Волшебники решили обозначить время своего прибытия буквой «D». Теперь они снова собрались здесь, причем некоторые вернулись хорошо загоревшими.

И они снова реквизировали библиотеку Ди.

«Джентльмены, первый этап, по-видимому, завершился вполне успешно», — объявил Думминг. — «Этот мир, без сомнения, стал заметно ярче. Похоже, что мы и правда помогли эльфам создать вид, который я бы рискнул назвать Homo narrans, то есть «Человек рассказывающий»».

«Религиозные войны никуда не делись», — заметил Декан. — «И головы на пиках тоже».

«Да, но причины стали интереснее», — ответил Думминг. — «Таковы люди, сэр. Воображение есть воображение. Оно привыкает ко всему.
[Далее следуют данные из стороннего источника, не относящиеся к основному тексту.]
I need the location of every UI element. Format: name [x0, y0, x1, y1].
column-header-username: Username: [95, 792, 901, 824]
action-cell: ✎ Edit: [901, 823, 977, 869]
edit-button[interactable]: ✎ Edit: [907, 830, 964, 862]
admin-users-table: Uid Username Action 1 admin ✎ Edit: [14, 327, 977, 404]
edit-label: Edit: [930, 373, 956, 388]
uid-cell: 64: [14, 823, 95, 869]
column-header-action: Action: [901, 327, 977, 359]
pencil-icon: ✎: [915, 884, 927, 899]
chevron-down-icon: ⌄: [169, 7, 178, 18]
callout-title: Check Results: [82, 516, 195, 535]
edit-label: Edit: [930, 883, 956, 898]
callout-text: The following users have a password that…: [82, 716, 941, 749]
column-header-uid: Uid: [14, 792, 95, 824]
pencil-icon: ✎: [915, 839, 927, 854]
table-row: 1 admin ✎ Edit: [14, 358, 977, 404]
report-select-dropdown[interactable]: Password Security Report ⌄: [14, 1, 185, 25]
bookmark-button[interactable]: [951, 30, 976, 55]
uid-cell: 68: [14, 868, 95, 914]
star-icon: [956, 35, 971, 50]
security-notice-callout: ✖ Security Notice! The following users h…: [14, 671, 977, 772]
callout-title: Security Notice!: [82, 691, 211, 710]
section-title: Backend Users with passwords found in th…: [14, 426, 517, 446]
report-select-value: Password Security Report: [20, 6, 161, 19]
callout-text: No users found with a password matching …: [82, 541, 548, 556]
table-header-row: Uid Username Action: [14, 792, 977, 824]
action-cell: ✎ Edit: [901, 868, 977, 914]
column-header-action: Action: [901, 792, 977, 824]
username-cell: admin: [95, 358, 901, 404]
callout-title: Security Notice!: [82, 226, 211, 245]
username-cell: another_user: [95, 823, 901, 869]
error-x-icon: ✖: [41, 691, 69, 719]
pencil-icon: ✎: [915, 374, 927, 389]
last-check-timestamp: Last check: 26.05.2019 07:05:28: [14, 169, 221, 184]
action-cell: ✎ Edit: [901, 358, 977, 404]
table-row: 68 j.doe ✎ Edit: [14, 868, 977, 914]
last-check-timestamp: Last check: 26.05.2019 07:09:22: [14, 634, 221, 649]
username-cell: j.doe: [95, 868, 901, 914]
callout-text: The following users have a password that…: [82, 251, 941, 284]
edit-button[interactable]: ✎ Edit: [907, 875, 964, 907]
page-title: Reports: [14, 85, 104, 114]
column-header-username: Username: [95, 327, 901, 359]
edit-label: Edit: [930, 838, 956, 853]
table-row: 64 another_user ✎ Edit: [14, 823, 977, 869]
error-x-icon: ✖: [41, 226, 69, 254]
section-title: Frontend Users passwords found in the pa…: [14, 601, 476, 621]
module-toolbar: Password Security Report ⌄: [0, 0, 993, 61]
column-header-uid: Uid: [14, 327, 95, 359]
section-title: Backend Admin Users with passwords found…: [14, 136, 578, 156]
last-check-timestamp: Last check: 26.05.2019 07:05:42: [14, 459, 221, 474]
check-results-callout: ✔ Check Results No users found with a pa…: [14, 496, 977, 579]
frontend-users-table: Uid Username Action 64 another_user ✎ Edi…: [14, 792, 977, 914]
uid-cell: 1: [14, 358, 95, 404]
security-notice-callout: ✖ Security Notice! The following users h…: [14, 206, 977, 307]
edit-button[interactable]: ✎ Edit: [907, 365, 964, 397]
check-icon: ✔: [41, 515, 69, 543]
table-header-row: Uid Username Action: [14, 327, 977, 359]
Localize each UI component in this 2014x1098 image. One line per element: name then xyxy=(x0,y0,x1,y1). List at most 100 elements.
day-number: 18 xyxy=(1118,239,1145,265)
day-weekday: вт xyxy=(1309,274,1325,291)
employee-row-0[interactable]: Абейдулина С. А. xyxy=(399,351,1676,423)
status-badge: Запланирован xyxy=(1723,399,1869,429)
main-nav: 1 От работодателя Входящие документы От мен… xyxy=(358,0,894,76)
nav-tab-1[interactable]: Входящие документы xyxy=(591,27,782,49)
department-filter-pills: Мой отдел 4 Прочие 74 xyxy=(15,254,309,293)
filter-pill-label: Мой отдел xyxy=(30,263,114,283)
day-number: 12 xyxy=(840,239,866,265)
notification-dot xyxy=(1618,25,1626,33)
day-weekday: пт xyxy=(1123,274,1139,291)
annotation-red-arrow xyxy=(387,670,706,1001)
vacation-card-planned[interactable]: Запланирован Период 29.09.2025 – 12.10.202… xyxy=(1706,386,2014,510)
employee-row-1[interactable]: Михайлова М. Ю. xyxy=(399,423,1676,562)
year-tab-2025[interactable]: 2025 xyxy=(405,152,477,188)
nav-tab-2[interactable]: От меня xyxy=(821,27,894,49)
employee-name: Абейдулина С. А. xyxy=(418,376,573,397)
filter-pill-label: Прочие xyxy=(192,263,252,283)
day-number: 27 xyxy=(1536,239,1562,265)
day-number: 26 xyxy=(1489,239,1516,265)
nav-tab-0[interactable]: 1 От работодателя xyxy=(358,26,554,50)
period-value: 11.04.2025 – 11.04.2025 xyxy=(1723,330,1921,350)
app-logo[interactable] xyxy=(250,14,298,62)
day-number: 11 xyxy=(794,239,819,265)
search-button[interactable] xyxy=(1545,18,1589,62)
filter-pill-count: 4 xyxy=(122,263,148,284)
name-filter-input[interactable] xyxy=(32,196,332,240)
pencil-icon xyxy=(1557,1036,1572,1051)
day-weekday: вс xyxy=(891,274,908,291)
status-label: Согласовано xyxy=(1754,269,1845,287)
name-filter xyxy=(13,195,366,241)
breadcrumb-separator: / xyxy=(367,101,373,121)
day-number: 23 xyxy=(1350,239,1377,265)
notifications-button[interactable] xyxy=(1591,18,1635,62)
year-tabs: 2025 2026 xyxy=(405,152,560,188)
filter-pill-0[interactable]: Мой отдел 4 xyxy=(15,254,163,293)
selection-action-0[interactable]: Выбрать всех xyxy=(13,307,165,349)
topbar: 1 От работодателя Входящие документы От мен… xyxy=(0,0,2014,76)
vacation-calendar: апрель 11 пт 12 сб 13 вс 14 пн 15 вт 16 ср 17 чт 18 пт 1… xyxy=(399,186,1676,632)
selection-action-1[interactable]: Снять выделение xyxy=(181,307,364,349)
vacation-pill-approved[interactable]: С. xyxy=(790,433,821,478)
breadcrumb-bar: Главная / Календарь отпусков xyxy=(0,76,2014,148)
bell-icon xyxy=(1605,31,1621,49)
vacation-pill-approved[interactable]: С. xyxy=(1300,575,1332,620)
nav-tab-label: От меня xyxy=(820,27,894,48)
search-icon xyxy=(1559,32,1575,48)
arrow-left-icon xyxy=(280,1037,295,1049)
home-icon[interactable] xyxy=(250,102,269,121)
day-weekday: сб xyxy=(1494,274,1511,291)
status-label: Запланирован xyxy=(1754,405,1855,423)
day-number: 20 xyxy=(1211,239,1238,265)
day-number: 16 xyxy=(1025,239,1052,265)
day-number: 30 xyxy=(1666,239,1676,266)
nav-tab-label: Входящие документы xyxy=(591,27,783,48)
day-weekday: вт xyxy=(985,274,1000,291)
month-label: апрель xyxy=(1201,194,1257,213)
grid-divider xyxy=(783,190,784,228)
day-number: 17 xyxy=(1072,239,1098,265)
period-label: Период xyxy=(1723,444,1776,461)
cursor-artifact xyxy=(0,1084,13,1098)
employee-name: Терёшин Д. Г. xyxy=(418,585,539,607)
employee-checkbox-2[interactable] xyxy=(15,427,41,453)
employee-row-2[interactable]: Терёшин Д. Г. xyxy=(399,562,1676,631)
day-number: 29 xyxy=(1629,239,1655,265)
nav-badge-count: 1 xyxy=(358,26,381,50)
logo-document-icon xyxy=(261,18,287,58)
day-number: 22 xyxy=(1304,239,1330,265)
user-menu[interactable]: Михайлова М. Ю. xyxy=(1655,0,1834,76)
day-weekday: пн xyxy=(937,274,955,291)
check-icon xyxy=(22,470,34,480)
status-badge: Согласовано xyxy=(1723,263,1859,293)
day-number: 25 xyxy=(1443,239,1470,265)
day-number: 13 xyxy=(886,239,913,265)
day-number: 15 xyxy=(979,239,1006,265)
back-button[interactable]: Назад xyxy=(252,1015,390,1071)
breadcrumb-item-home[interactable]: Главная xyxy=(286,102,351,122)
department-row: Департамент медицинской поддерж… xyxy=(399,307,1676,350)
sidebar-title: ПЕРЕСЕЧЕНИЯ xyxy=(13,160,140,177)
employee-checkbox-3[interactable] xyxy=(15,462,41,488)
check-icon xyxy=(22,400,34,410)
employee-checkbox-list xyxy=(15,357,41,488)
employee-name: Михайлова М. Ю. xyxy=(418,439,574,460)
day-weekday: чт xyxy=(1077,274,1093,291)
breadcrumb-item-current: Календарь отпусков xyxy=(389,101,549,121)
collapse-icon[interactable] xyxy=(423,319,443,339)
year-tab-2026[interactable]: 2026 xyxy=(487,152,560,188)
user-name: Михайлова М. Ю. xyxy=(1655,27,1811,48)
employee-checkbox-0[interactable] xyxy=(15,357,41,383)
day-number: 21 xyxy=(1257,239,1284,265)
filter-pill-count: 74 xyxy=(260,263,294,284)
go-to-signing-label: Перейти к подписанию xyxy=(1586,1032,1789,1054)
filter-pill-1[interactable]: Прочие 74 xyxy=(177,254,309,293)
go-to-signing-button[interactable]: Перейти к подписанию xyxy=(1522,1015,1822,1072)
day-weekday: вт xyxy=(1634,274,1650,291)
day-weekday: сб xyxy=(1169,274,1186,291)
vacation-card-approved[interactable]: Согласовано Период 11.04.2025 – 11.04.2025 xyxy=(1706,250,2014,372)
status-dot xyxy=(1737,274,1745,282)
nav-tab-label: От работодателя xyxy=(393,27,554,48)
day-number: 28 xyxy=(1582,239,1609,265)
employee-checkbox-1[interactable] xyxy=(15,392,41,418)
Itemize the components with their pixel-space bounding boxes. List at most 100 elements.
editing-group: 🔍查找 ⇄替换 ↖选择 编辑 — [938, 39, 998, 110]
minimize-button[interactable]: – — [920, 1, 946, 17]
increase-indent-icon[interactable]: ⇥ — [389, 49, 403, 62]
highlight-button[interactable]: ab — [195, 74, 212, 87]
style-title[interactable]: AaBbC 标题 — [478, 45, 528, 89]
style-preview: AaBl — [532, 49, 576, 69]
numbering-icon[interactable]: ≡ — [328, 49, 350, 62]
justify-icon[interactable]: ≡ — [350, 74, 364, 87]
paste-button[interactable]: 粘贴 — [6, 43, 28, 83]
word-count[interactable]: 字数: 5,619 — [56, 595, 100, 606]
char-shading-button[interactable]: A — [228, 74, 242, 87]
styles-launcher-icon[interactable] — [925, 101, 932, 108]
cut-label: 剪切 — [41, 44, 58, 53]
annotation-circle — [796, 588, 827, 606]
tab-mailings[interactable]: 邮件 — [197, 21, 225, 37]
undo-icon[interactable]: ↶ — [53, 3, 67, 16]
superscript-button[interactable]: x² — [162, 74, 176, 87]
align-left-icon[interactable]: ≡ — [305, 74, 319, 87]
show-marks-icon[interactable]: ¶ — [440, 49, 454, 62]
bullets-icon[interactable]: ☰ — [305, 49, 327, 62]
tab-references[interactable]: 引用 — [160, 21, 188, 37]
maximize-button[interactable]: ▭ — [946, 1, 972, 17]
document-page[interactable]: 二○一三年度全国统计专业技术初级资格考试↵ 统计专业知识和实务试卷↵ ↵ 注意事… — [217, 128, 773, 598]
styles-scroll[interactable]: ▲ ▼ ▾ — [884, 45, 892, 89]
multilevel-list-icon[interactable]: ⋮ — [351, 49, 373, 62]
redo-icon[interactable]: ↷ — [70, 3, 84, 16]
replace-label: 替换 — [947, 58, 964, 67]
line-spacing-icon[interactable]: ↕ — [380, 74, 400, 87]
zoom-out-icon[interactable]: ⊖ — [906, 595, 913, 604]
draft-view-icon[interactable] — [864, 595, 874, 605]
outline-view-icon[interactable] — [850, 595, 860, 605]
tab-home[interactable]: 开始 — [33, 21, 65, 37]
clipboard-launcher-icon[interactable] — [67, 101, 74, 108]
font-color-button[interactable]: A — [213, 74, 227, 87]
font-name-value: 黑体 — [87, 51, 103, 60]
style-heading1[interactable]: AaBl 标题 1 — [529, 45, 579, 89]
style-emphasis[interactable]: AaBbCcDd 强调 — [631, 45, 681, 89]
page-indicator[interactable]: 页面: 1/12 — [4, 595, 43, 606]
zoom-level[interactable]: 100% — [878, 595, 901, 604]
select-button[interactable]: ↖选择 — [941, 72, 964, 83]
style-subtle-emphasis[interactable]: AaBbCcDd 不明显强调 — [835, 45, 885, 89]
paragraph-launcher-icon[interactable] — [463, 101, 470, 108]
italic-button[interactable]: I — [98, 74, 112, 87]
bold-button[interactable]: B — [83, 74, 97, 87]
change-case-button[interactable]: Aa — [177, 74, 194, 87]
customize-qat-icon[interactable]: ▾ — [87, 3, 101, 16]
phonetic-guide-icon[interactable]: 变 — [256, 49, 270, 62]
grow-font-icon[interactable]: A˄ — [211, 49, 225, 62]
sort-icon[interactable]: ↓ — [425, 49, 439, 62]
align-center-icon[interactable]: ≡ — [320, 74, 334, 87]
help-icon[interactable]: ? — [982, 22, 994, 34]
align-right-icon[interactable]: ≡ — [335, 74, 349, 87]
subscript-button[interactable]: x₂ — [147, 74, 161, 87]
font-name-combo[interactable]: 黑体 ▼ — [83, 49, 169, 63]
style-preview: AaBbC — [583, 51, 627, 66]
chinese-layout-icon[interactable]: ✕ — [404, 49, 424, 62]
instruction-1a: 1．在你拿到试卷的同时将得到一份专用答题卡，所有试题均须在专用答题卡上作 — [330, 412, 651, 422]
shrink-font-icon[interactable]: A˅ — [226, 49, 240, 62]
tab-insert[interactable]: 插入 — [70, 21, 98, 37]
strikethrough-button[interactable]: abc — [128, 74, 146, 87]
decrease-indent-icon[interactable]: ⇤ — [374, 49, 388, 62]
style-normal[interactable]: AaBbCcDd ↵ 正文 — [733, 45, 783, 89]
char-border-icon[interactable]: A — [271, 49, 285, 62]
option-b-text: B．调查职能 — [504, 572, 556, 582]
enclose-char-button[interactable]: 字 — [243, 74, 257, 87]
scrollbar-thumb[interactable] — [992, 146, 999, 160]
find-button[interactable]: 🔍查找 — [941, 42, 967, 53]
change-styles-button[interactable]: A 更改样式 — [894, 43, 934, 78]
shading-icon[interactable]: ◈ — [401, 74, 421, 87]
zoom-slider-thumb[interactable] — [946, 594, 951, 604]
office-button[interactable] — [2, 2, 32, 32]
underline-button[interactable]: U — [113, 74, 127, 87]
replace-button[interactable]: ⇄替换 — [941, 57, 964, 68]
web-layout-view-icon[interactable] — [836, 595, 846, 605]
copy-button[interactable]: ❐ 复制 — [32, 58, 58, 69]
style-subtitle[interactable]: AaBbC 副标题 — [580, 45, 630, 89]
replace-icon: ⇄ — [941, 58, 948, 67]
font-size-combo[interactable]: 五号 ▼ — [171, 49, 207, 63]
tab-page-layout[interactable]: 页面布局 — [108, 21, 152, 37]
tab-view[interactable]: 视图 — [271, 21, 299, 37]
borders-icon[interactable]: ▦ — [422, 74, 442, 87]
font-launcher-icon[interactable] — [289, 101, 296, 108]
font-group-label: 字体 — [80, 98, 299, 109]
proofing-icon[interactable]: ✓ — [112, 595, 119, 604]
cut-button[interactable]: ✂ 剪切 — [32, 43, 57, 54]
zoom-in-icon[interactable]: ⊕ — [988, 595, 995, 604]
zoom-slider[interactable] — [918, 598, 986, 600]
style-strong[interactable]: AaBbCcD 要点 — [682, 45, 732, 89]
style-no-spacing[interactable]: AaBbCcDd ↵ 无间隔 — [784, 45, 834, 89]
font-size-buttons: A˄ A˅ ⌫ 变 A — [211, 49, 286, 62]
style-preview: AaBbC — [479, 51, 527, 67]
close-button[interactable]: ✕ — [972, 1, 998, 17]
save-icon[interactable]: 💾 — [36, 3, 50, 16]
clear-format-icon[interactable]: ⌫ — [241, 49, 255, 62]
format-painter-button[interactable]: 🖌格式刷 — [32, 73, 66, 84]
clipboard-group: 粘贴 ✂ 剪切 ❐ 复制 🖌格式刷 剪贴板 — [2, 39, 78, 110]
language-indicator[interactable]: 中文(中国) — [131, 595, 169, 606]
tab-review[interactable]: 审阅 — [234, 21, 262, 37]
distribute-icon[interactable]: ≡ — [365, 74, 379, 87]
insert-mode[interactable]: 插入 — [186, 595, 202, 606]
И к прекрасным произведениям искусства, и к ужасающим орудиям пыток. Как называлась та страна, где отравился Преподаватель Современного Руносложения?»

«Италия, кажется», — ответил Ринсвинд. — «Все остальные ели макароны».

«Ну так вот, там не только полно церквей, войн и всяких ужасов, но еще и встречаются самые удивительные произведения искусства. Даже лучше, чем у нас дома. У нас есть повод гордиться, джентльмены».

«Но когда мы показали им книгу, которую Библиотекарь нашел в Б-пространстве — ту, о великих творениях искусства, с красочными иллюстрациями…» — пробормотал Заведующий Кафедрой Беспредметных Изысканий, как если бы у него в голове вертелась какая-то мысль, но он не был уверен в том, как ее сформулировать.

«И?» — спросил Чудакулли.

«… ну, это же не было жульничеством, нет?»

«Конечно, нет», — сказал Чудакулли. — «Они бы все равно их где-нибудь нарисовали. В каком-нибудь другом измерении. Тут что-то квантовое. Параллельные возможности или что-то вроде того. Но на самом деле это и не важно. Где бы они ни кружились, в итоге все случается здесь».

«Но я все-таки думаю, что мы наговорили лишнего тому здоровому парню с лысиной», — высказался Декан. — «Помните того художника? Он, случайно, не двойник Леонарда Щеботанского? Борода, хорошо поставленный голос? Тебе не стоило рассказывать ему о летающей машине, которую построил Леонард».

«Да ладно, он столько всего записывал, что никто и не заметит», — возразил Чудакулли. — «И вообще, кому запомнится художник, который даже простую улыбку не может нарисовать? Смысл в том, джентльмены, что фантазия и эм… смекалка идут рука об руку. Они прокладывают друг другу дорогу. И разделить их каким-нибудь большим рычагом нельзя. Прежде чем что-нибудь сделать, это что-то нужно вообразить у себя в голове».

«Но эльфы по-прежнему здесь», — сказал Преподаватель Современного Руносложения. — «Все, чего мы добились, — так это сыграли им на руку. Я не вижу в этом смысла

«А, это как раз второй этап», — пояснил Думминг. — «Ринсвинд?»

«Чего?»

«Ты расскажешь о втором этапе. Или забыл? Ты говорил, что нам надо привести этот мир в подходящее состояние».

«Но я не думал, что мне придется делать презентацию!»

«То есть слайдов у тебя нет? И документации тоже?»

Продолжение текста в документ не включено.